Se laver une fois par jour avec un savon doux suffit à prendre soin de son intimité. Et on parle bien ici de lavage externe! On ne doit surtout pas pratiquer de lavage interne des muqueuses vaginales! Cette pratique peut déséquilibrer le microbiote vaginal et cette flore est composée à 90 % de lactobacilles, des bonnes bactéries qui assurent le bon équilibre de ce milieu fragile qui, quand tout va bien, peut tolérer la présence de quelques germes et champignons. On n’exfolie aucune muqueuse du corps, donc, pourquoi vouloir le faire avec la muqueuse vaginale?
Lorsque le vagin est malodorant, c’est le signe d’un déséquilibre de la flore vaginale, ce qui peut entraîner des infections de type mycose ou vaginose. Et il n’y a rien de pire pour ces lactobacilles qu’un nettoyage interne du vagin, qui vient bouleverser leur équilibre.
Autre promesse ridicule au sujet de ce bâtonnet: il resserrerait le vagin et ainsi les époux des utilisatrices « n’ont ainsi plus à songer à un élargissement du pénis »!
Or, la Dre Bagot explique que le vagin ne se resserre pas; c’est le périnée qui se resserre. D’après elle, un dispositif comme le Jamu Stick peut faire craindre une abrasion qui assèchera les muqueuses, qui sont ainsi moins lubrifiées. Cela pourrait donner au partenaire la sensation que le vagin est plus resserré, mais c’est en réalité le signe d’une sécheresse vaginale qui entraînerait surtout brûlure et inconfort pour la femme…

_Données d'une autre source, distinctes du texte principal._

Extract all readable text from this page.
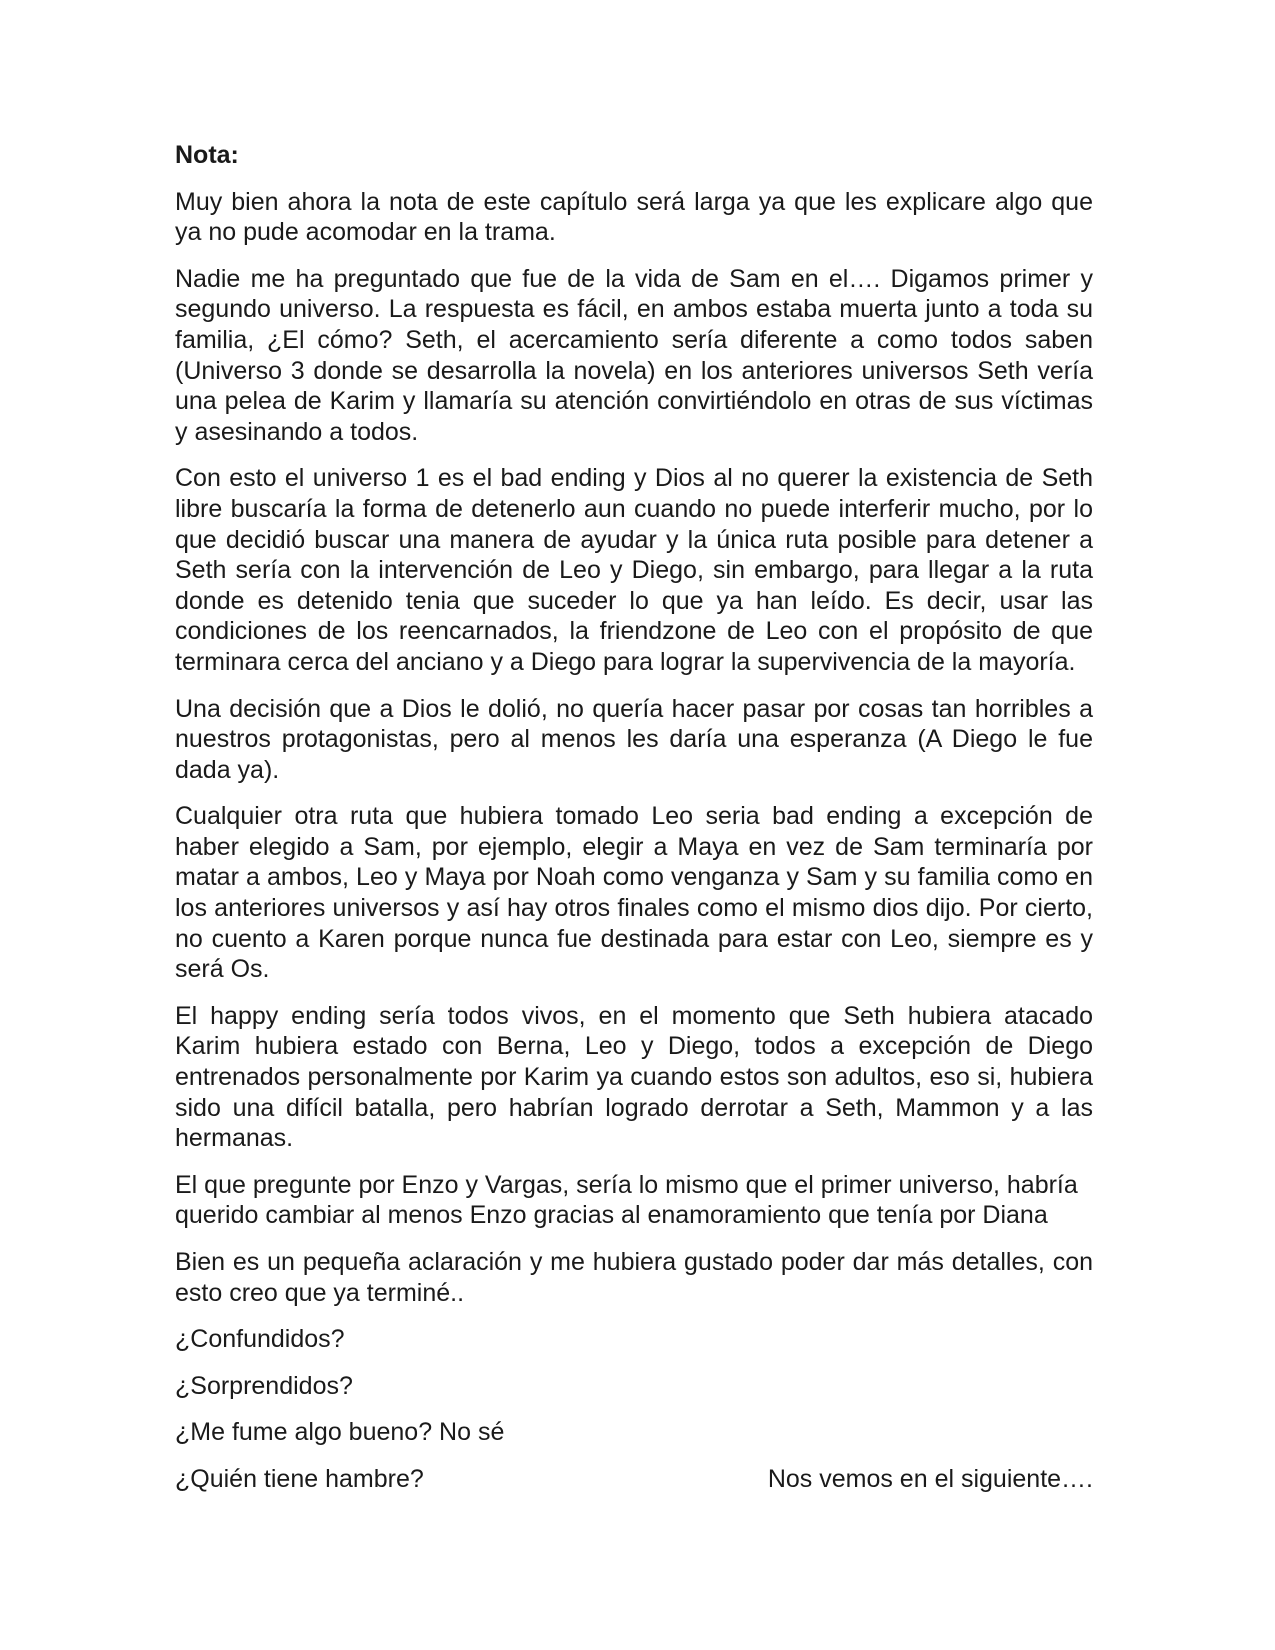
Nota:

Muy bien ahora la nota de este capítulo será larga ya que les explicare algo que ya no pude acomodar en la trama.

Nadie me ha preguntado que fue de la vida de Sam en el…. Digamos primer y segundo universo. La respuesta es fácil, en ambos estaba muerta junto a toda su familia, ¿El cómo? Seth, el acercamiento sería diferente a como todos saben (Universo 3 donde se desarrolla la novela) en los anteriores universos Seth vería una pelea de Karim y llamaría su atención convirtiéndolo en otras de sus víctimas y asesinando a todos.

Con esto el universo 1 es el bad ending y Dios al no querer la existencia de Seth libre buscaría la forma de detenerlo aun cuando no puede interferir mucho, por lo que decidió buscar una manera de ayudar y la única ruta posible para detener a Seth sería con la intervención de Leo y Diego, sin embargo, para llegar a la ruta donde es detenido tenia que suceder lo que ya han leído. Es decir, usar las condiciones de los reencarnados, la friendzone de Leo con el propósito de que terminara cerca del anciano y a Diego para lograr la supervivencia de la mayoría.

Una decisión que a Dios le dolió, no quería hacer pasar por cosas tan horribles a nuestros protagonistas, pero al menos les daría una esperanza (A Diego le fue dada ya).

Cualquier otra ruta que hubiera tomado Leo seria bad ending a excepción de haber elegido a Sam, por ejemplo, elegir a Maya en vez de Sam terminaría por matar a ambos, Leo y Maya por Noah como venganza y Sam y su familia como en los anteriores universos y así hay otros finales como el mismo dios dijo. Por cierto, no cuento a Karen porque nunca fue destinada para estar con Leo, siempre es y será Os.

El happy ending sería todos vivos, en el momento que Seth hubiera atacado Karim hubiera estado con Berna, Leo y Diego, todos a excepción de Diego entrenados personalmente por Karim ya cuando estos son adultos, eso si, hubiera sido una difícil batalla, pero habrían logrado derrotar a Seth, Mammon y a las hermanas.

El que pregunte por Enzo y Vargas, sería lo mismo que el primer universo, habría querido cambiar al menos Enzo gracias al enamoramiento que tenía por Diana

Bien es un pequeña aclaración y me hubiera gustado poder dar más detalles, con esto creo que ya terminé..

¿Confundidos?

¿Sorprendidos?

¿Me fume algo bueno? No sé

¿Quién tiene hambre?	Nos vemos en el siguiente….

Mais comment fonctionne ce dangereux Jamu Stick? Ce bâtonnet de forme phallique mesure 12,5 cm de long et 2,5 cm de large s’insère dans le vagin. Il est composé d’herbes naturelles, de kaolin, de grenade, de galles de chêne aux propriétés supposément« hautement astringentes » ou encore de pierre d’alun. Le Jamu Stick promet une exfoliation naturelle de la paroi vaginale.
Mais « la composition de ce produit en fait un sensibilisant potentiel », avertit le Pr Nicolas Dupin, le dermatologue responsable du Centre de santé sexuelle de l'Hôtel-Dieu de Paris et auteur de du livre Mon amie la peau (éd. JC Lattès).

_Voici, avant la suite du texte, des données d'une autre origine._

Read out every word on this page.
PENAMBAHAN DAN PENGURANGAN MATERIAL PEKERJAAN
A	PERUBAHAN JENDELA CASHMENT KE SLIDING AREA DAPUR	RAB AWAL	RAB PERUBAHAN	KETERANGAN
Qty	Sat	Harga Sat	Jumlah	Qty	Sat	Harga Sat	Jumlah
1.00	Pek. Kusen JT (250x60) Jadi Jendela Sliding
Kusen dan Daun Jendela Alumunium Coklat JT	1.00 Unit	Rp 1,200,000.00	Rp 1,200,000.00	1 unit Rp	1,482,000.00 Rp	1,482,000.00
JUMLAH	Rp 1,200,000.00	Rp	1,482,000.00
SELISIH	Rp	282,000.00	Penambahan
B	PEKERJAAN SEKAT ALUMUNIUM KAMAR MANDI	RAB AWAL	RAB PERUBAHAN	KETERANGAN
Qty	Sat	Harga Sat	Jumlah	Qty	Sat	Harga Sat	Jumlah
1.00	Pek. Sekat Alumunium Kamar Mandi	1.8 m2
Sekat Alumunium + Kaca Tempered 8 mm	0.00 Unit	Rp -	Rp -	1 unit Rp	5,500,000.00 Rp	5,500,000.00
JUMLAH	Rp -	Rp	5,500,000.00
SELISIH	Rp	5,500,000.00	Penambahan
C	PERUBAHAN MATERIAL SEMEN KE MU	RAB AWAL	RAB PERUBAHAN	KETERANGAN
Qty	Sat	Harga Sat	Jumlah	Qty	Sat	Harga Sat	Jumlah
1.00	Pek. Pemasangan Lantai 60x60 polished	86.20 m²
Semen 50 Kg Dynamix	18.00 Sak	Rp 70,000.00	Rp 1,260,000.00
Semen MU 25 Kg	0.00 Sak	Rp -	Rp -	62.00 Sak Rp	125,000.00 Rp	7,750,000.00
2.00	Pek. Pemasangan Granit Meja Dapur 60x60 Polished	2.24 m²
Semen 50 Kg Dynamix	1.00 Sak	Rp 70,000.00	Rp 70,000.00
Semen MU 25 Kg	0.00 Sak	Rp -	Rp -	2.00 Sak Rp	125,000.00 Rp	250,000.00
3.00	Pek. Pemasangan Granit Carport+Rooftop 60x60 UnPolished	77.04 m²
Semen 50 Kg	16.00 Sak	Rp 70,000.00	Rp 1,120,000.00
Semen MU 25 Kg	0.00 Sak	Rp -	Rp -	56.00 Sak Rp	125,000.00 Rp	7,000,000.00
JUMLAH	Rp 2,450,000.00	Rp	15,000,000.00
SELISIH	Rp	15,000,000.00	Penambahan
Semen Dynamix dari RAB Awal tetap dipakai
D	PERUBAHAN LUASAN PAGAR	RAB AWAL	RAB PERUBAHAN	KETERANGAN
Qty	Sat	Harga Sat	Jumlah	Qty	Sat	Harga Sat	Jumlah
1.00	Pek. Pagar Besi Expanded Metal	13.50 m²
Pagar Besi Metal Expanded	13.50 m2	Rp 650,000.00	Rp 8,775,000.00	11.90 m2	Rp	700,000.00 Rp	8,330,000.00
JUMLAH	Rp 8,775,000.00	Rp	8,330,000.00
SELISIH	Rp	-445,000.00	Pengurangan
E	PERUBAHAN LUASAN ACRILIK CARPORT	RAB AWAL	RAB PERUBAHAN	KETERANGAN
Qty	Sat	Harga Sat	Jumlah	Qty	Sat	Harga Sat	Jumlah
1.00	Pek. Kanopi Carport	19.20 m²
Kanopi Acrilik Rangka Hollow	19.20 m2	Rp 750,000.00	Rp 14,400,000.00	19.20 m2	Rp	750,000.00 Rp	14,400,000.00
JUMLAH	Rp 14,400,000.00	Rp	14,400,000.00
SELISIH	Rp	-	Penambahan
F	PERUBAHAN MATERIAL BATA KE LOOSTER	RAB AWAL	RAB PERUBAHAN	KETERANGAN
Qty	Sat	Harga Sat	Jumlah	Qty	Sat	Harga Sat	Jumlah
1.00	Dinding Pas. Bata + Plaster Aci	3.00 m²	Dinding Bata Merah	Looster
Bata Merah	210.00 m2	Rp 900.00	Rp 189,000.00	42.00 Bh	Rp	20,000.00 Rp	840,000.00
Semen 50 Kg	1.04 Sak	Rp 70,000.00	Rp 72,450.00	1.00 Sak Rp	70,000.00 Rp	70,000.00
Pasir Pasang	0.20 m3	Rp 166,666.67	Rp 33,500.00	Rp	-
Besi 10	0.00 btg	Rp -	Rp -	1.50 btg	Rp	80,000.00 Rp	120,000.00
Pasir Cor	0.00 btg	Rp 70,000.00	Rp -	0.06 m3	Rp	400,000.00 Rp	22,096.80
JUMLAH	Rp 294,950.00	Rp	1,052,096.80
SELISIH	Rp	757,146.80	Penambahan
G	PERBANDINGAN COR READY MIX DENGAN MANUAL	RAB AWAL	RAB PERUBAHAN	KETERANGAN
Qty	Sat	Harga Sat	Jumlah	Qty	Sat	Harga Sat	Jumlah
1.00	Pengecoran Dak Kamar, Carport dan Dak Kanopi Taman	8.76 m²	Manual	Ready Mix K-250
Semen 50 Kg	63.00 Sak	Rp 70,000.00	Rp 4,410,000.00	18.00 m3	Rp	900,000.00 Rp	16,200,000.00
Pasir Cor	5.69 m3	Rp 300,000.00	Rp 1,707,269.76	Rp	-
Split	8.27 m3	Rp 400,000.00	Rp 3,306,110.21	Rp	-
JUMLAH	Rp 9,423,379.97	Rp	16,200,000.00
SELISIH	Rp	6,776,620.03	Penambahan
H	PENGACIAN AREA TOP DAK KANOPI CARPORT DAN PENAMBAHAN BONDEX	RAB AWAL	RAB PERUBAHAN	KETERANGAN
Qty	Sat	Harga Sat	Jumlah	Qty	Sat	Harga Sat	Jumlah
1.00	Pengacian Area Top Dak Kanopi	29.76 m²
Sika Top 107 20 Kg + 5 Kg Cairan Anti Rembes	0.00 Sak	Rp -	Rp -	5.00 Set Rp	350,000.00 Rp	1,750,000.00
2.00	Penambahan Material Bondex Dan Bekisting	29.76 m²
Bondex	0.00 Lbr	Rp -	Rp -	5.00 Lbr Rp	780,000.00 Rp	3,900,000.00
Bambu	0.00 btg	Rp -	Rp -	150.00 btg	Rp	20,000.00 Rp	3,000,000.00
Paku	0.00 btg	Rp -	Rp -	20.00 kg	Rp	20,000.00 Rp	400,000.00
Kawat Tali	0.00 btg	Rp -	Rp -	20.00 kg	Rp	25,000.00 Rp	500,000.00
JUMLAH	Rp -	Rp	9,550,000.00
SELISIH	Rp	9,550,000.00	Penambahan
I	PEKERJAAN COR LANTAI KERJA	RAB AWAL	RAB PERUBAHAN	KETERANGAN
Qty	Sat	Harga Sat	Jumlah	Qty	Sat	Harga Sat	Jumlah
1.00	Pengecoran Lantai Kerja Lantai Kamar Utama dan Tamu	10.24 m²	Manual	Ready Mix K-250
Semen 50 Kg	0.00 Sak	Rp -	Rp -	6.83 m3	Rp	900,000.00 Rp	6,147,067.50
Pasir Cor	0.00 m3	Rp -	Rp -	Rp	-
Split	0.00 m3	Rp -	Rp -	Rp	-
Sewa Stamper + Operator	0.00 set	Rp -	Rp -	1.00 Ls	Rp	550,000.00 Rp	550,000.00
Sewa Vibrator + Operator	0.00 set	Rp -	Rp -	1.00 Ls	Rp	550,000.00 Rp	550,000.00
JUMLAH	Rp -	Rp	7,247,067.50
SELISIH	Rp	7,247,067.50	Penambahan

« C’est dangereux : dès lors qu’on exfolie une muqueuse, cela signifie qu’il y a une abrasion. Cela peut déclencher les mécanismes allergiques et provoquer eczéma et affection immuno-allergique », alerte-t-il.

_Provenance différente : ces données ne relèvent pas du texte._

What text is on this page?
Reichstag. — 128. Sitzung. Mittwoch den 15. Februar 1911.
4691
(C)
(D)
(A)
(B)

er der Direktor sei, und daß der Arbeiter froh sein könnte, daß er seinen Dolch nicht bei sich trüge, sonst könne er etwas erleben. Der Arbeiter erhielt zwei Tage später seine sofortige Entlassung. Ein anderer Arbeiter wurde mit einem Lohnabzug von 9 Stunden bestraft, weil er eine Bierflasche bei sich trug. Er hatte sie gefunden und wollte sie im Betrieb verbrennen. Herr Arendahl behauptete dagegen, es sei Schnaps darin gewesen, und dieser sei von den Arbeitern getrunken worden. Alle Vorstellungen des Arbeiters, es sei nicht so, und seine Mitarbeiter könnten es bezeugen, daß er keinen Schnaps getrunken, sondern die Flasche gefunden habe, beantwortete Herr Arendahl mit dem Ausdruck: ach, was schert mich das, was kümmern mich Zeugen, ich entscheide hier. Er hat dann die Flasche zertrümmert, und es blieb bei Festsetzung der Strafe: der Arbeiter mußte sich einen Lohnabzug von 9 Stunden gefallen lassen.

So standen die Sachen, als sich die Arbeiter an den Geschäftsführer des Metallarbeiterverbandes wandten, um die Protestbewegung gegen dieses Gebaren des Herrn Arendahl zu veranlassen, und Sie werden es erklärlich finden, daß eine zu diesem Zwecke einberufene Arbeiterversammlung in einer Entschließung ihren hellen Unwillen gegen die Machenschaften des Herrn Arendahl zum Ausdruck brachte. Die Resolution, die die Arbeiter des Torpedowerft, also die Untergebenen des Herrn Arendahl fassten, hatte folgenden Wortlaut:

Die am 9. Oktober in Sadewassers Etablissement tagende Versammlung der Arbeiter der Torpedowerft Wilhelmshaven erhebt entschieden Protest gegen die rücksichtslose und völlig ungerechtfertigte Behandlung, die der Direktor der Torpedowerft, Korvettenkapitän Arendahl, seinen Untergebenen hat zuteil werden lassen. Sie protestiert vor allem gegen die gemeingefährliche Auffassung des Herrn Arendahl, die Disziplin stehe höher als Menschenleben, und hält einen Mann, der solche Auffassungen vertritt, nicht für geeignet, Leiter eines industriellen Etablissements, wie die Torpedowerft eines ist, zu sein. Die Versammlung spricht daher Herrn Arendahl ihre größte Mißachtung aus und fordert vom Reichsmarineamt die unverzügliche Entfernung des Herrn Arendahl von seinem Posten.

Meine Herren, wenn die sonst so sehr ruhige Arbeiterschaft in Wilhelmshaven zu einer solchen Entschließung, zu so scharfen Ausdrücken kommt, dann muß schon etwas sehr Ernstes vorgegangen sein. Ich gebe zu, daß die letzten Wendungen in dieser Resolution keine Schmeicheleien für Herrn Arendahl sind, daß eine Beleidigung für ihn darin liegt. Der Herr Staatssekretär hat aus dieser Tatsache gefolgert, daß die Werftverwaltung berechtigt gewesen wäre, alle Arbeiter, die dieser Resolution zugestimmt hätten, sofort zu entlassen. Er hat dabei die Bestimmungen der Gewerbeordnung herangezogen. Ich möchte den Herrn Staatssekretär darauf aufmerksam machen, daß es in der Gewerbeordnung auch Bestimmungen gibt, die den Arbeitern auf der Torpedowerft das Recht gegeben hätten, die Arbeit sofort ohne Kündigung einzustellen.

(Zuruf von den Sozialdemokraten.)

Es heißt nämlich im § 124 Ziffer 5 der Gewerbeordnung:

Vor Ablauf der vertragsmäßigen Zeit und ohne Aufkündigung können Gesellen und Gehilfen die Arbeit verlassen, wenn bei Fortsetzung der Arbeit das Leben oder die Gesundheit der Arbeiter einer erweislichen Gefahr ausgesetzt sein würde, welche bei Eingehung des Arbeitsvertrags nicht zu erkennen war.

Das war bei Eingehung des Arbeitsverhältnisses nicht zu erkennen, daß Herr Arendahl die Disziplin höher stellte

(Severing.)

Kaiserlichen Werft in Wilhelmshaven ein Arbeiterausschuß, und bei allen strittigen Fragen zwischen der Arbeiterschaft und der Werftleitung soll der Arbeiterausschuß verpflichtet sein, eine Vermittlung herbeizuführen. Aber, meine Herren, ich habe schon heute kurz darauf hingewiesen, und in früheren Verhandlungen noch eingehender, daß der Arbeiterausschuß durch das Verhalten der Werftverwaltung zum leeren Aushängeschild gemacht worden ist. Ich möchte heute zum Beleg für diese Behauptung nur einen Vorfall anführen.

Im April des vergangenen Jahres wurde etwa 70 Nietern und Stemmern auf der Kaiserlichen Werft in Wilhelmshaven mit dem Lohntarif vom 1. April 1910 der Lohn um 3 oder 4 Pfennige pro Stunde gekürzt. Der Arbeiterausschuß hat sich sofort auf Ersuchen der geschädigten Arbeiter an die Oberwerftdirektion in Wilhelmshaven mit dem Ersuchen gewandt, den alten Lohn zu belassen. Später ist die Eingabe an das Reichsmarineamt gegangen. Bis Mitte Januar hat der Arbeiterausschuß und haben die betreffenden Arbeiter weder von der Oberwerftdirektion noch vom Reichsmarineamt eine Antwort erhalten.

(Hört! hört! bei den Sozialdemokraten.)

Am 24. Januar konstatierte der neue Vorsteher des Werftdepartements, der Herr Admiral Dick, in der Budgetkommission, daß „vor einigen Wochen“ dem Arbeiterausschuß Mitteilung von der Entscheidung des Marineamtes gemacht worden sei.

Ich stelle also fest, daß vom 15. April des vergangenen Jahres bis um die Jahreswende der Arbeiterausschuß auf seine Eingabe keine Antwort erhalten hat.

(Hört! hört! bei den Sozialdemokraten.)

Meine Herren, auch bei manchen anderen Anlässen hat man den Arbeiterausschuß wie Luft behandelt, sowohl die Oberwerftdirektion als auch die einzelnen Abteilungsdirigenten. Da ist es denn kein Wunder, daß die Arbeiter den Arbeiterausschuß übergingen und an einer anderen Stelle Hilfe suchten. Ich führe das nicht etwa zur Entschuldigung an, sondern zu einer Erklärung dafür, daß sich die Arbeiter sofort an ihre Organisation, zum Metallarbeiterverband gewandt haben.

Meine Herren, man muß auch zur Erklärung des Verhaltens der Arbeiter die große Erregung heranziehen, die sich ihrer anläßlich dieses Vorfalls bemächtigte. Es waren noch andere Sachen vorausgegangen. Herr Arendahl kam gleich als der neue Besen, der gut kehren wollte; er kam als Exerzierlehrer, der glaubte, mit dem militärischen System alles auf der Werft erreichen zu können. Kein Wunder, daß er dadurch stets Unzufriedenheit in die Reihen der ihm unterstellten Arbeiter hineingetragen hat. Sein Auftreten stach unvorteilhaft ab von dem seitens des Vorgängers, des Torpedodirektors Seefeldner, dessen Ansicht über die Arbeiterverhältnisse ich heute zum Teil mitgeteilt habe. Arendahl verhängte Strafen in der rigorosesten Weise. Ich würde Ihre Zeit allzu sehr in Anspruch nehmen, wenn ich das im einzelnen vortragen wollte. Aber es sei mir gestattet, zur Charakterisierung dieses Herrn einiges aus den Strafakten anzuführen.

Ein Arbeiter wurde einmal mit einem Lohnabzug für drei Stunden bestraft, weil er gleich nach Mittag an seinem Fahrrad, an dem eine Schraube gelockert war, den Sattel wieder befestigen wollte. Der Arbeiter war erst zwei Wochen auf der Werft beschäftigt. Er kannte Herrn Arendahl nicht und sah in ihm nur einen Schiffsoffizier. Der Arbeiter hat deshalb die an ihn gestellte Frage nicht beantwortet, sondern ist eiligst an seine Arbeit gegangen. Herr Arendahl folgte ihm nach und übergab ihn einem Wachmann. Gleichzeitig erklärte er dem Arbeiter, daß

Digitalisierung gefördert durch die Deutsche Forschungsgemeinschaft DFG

« La composition de ce produit provoque une abrasion chimique du vagin, c’est extrêmement nocif. C’est d’autant plus alarmant que la paroi vaginale est extrêmement perméable et constitue à ce titre une voie redoutablement efficace d’administration médicamenteuse, en atteste l’anneau vaginal contraceptif. Ainsi, toutes les cochonneries chimiques contenues dans ce bâtonnet peuvent passer directement dans le sang par voie transmuqueuse », s’inquiète la Dre Bagot.
Comme si ce n’était pas suffisant, ce bâtonnet peut réserver d’autres mauvaises surprises. En endommageant la muqueuse vaginale, ce produit peut augmenter les risques de contracter une infection transmissible sexuellement (ITS).
Encore plus, le site indonésien propose une large gamme de bâtonnets pour personnaliser vos achats. Tous les bâtons (au prix d'environ 28$) contiennent les ingrédients du modèle original et un ingrédient en plus, par exemple des pétales de roses séchées. Ceci dans le but de vous parfumer les partie à votre goût…
Nous le répétons, ce genre de produits n’est aucunement nécessaire. Un savon doux intime peut être utile lorsqu’une femme est sujette aux infections à répétition, à des irritations vulvaires. Mais la femme n’a pas besoin de tous ces produits d’hygiène intime à l’effet potentiellement contre-productif et dangereux.
Un vagin en bonne santé n’a pas d’odeur, donc on oublie tous les déodorants intimes et autres protections périodiques parfumées », rappelle la Dre Bagot.